Dans le cadre de la Semaine des Lycées Français du Monde, les élèves de 1ère ES du Lycée Français de Pointe-Noire ont mené un projet d’exploration de la pluralité culturelle au sein du collège et du lycée au travers des objets que certains élèves, de la 6ème à la Terminale, ont bien voulu présenter. Ce projet a été nommé « Les Choses ».
« Les Choses »: dans son roman, en 1965, l’écrivain Georges Pérec décrit un jeune couple dont la quête du bonheur se traduit par le besoin infini d’acheter les objets que la société de consommation rend désirables au moyen de la publicité.

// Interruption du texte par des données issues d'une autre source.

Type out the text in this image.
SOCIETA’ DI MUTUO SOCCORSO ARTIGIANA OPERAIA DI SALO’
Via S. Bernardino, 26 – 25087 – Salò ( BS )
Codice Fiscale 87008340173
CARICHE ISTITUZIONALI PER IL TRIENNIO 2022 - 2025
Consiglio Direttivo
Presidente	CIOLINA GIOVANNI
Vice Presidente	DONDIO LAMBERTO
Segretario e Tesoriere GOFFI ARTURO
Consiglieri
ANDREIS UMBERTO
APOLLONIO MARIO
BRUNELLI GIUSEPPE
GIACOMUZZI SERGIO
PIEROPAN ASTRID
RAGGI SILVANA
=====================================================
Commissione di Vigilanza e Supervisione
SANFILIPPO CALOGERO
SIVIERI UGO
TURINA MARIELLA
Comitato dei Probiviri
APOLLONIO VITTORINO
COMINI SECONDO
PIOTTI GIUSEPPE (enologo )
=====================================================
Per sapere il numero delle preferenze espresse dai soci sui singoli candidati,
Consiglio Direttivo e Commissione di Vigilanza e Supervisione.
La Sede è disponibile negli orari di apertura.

Peu à peu happés par ce désir infini de confort matériel, leur vie devient terne et leur couple moribond.
Pour les anthropologues, certains objets parlent, au sens où au-delà de leur valeur d’usage liée à leur fonction première (un mortier, un coq décoratif…), ils nous révèlent la culture d’un groupe ou d’un peuple. Sur un plan plus personnel, notre relation affective aux « choses » parlent de notre identité, de nos histoires et même de la filiation: une dentelle marque l’attachement d’une jeune fille aux luttes quotidiennes des Françaises de l’après-guerre pour leur émancipation, une pierre extraite du sous-sol congolais l’amour de cette terre d’adoption…
Alors lisons avec respect ces textes, parfois courts, d’élèves qui ont bien voulu partager leur intimité au travers des objets qu’ils affectionnent. Et nous y verrons, comme une antithèse à Pérec, que certains objets, loin des standards profanes de l’hyperconsommation sont encore porteurs de sens, voire sacrés.

Accordéon diatonique

L’accordéon est un instrument de musique à air qui comporte un soufflet et des touches. Ce modèle est un accordéon diatonique utilisé en Bretagne. Beaucoup de personnes jouaient et en jouent toujours, par exemple ma grand-mère. Cet accordéon lui appartient. On utilise un accordéon pour les festivals, fest-noz et fest-deiz. Fest-deiz :  » fest  » signifie  » fête  » et  » deiz  » signifie  » jour « . Fest-noz:  » fest  » signifie  » fête  » et  » noz  » signifie  » nuit « .

La croix de la vie

Dans l’Egypte ancienne, cette croix représente la vie. C’est aussi un porte-bonheur que l’on accroche dans les maisons, en guise de décoration

De la dentelle

Ce bout de dentelles appartenait à la belle-mère de la sœur de ma grand mère… un peu compliqué, pas vrai ? Retenez simplement qu’il remonte à trois générations. Il appartient donc à cette époque d’après guerre, qui a vu arriver la démocratisation du téléphone, de la voiture, la télévision en noir et blanc, puis en couleur… et j’en passe. Cette génération de femmes en jupe, évoluant dans une société très inégalitaire, et qui, pour la première fois, peuvent se rendre aux urnes.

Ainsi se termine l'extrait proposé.